Grocery apps are trying to abolish the ‘crackhouse’ reputation of NYC delivery hubs

Grocery delivery apps seek to satisfy angry neighbors and New York City councilors by transforming their barebones and potentially illegal delivery hubs into high-tech retail outlets open to the public.

As the legion of apps – including Gopuff, Getir, Gorillas and Jokr – have been launched in the five boroughs over the past year, they have slurped space for dark shops formerly occupied by delicatessens and shops, transforming the spaces to “dark” shops “that house groceries and are closed to the public.

Some local politicians have accused apps of violating zoning laws by driving department stores out of areas zoned for retail, while local residents have complained about constant electric bike traffic, as well as workers strolling and smoking outside delivery centers at all times of the day.
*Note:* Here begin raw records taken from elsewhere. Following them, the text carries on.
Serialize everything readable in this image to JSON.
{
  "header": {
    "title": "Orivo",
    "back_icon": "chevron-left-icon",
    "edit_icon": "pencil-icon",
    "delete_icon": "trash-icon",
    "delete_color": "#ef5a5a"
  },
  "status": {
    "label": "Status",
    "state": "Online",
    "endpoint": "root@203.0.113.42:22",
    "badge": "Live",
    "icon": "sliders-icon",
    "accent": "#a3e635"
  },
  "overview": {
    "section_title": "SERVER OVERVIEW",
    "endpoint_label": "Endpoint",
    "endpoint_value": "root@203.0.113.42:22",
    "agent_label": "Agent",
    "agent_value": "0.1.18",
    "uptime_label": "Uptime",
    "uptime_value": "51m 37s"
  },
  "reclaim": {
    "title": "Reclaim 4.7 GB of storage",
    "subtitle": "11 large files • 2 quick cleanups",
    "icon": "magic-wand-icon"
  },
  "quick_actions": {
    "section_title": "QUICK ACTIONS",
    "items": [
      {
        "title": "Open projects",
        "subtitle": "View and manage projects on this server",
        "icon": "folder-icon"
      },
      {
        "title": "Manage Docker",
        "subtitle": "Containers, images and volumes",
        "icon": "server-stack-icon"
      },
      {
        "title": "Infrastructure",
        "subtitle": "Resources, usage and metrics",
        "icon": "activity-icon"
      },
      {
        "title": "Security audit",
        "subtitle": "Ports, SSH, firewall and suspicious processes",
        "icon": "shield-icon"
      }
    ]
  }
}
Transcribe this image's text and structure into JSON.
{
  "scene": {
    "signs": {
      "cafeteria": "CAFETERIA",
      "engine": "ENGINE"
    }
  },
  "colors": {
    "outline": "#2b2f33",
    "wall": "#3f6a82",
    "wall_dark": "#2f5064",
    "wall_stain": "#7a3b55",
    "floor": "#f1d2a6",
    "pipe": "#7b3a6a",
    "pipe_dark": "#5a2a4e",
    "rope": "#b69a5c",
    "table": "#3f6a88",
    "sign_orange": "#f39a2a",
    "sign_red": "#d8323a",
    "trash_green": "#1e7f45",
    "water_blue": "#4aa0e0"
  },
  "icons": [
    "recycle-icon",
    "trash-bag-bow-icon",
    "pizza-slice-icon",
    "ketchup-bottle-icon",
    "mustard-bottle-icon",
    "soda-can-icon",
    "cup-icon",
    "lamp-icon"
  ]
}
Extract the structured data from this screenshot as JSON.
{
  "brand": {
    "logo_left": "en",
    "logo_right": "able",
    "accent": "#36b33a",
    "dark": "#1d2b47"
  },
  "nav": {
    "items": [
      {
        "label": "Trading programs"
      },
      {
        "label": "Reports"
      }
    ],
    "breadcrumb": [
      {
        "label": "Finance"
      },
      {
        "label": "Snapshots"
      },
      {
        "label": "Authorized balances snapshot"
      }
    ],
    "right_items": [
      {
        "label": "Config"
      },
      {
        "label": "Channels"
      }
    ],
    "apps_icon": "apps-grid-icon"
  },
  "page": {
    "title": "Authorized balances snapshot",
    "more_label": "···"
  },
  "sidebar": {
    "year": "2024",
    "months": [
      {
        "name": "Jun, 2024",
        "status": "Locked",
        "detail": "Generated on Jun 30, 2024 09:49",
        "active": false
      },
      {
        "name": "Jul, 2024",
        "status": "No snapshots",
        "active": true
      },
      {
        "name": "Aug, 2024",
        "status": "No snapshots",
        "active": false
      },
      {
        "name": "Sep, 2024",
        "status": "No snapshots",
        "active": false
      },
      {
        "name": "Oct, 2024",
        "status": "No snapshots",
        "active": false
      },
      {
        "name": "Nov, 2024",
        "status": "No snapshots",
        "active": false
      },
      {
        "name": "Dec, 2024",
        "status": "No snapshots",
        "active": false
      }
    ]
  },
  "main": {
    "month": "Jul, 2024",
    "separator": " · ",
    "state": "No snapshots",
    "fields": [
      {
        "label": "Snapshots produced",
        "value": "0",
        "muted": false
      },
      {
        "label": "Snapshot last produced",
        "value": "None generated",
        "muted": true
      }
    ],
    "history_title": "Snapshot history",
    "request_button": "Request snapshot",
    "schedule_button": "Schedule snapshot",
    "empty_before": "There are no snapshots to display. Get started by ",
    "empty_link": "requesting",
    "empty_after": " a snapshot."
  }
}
“Fast grocery delivery companies have come to realize that a dark store was nothing more than the modern version of a camper,” Brittain Ladd, a retail consultant working with fast delivery companies, told The Post. “They had the ugly coating over the window, people could not go inside if they did not work there. It attracted people who wanted to hang out, and there were a number of complaints about the noise and traffic. ”

In some cases, The Post observed the floors in delivery nodes filled with debris. In others, delivery workers were seen riding on e-bikes and scooters at lightning-fast speeds on city sidewalks. Even the cleanest and most well-organized hubs seem to have fluorescent lighting and worn decor.

“Fast grocery delivery companies have come to realize that a dark store was nothing more than the modern version of a crib,” retail consultant Brittain Ladd told The Post.
William Farrington
Gorillas Brooklyn
Dark stores like this Gorillas place in Brooklyn are now open for personal shopping.
Gabriella Bass

But now, in an apparent attempt to satisfy both zoning laws and annoyed neighbors, many of the delivery apps, including Getir, Gopuff and Gorillas, have begun opening their stores to walk-in customers.

Getir’s delivery hubs throughout the city added “Walk-ins welcome” signs to their storefronts in March. Gorilla hubs also removed movies from their windows, adding “in-store pickup!” signs to their stores in March, as first reported by The Post. GoPuff told The Post that its stores have always welcomed walk-in customers, but some of its stores had not announced “walk-in” hours until recently. Jokr did not respond to a request for comment on whether it accepts walk-ins or plans to add them.

Critics disprove that startups’ pickup signs in stores are nothing more than an attempt to pull the wool over the eyes of concerned city councilors like Gale Brewer and Christopher Marte, who have both called on city agencies to investigate whether apps are infringing. zonelove.

Even the cleanest delivery hubs have fluorescent lighting and barebones decor.
Gabriella Bass

That idea is supported by the fact that Getir, Gorillas, and GoPuff apps do not seem to allow users to choose in-store pickup, instead of only offering delivery.

“While customers can currently go in and place pick-up orders in the store, we recognize that the process is not as streamlined as we would like it to be,” Getir founder Nazim Salur told The Post. “We are always working to improve our store operations, including improving the in-store experience. We expect these changes to be implemented in the near future.”

“We are here for the long term and look forward to working with city officials and community leaders as we create great jobs throughout New York City and deliver a time-saving service that New Yorkers have already begun to embrace,” Salur added.

Gorillas declined to comment. Jokr did not respond to requests for comment.

Many of the stores, which are open to the public, also override city rules that require stores to accept cash and include clearly labeled prices on all items, among other rules, according to Councilman Brewer.

“You have to have labels on the grains,” Brewer told The Post. “It’s the law.”

Gopuff has also opened up some places for personal shopping in what critics say is an attempt to evade urban zone law.
William Farrington
Dark shops
Neighbors have complained about electric bike traffic.
Gabriella Bass

Ladd, the retail consultant, said delivery apps should work to make their stores “as inviting as possible” in an attempt to both appease the city council and to satisfy neighbors, who may then begin to see the stores as neighborhood businesses rather than gloomy wounds in the eye. .

“What I told Getir, and what I told Gorillas, is that you need to change the perception of fast food delivery from being something mysterious to being something inviting,” Ladd said.

But Ladd added that many of the startups have been reluctant to shut outsiders into their stores because they “mistakenly thought they had to keep what they did in those stores secret.”

“I’ve told them all: none of you have a competitive advantage in this,” he said. “You all do the same thing.”

Fridge No More and Buyk, two other fast delivery startups that folded in March, as reported exclusively by The Post, did not have signs welcoming customers into their stores.